Delta HRA Public Transit
- Parent: Non-profit
- Founded: December 18, 1989
- Headquarters: 915 US Highway 51 south., Covington, Tennessee
- Locale: Tipton County, Tennessee
- Service area: Tipton, Fayette, Lauderdale and rural Shelby County, Tennessee
- Service type: Paratransit and rural intra-county van service
- Stops: on request by passenger
- Destinations: on request by passenger
- Fleet: buses, vans, paratransit vans
- Website: www.deltahra.org

= Delta HRA Public Transit =

Delta Human Resources Area Public Transportation (also known as Delta HRA Public Transit for short) is a non-profit transportation service that provides service between Tipton, Fayette, Lauderdale and rural Shelby County, Tennessee, whose region is collectively known as the "Delta Region." The service was formed on December 18, 1989 and charted as a non-profit on January 18, 1990 and is based in Covington, Tennessee and has satellite offices in Ripley, Tennessee and Oakland, Tennessee.

==Services==
Delta HRA offers service to residents regardless of income and age, workers who need transportation to area jobs and employment, and disabled persons that need transportation to area hospitals or scheduled appointments. However, these trips must be scheduled in advance and have to be prompt prior to arrival. The services are available Monday through Friday from 6 a.m. to 6 p.m. There is no weekend or holiday services. The agency's fleet is made up of regular vans and cutaway van/buses.

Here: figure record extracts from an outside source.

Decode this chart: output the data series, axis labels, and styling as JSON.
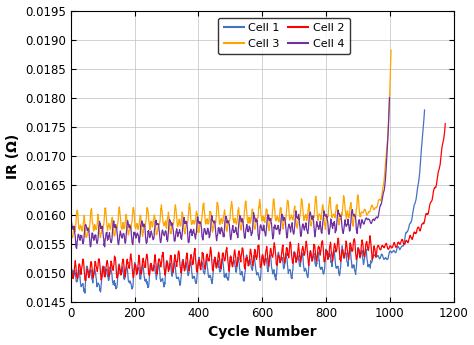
{
  "title": "",
  "xlabel": "Cycle Number",
  "ylabel": "IR (Ω)",
  "xlim": [
    0,
    1200
  ],
  "ylim": [
    0.0145,
    0.0195
  ],
  "yticks": [
    0.0145,
    0.015,
    0.0155,
    0.016,
    0.0165,
    0.017,
    0.0175,
    0.018,
    0.0185,
    0.019,
    0.0195
  ],
  "xticks": [
    0,
    200,
    400,
    600,
    800,
    1000,
    1200
  ],
  "cell1_color": "#4472C4",
  "cell2_color": "#FF0000",
  "cell3_color": "#FFA500",
  "cell4_color": "#7030A0",
  "background_color": "#FFFFFF",
  "grid_color": "#C0C0C0",
  "seed": 12
}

Typical fares are $5.00 for in-county round trips, with an additional $3.50 for cross-county trips, and $.75 for additional stops. A $14.00 flat fee is set for passengers travelling to Memphis or Jackson but provide no transfers of any type to either Memphis Area Transit Authority or Jackson Transit Authority buses. Seniors 60 and older ride free with some exceptions.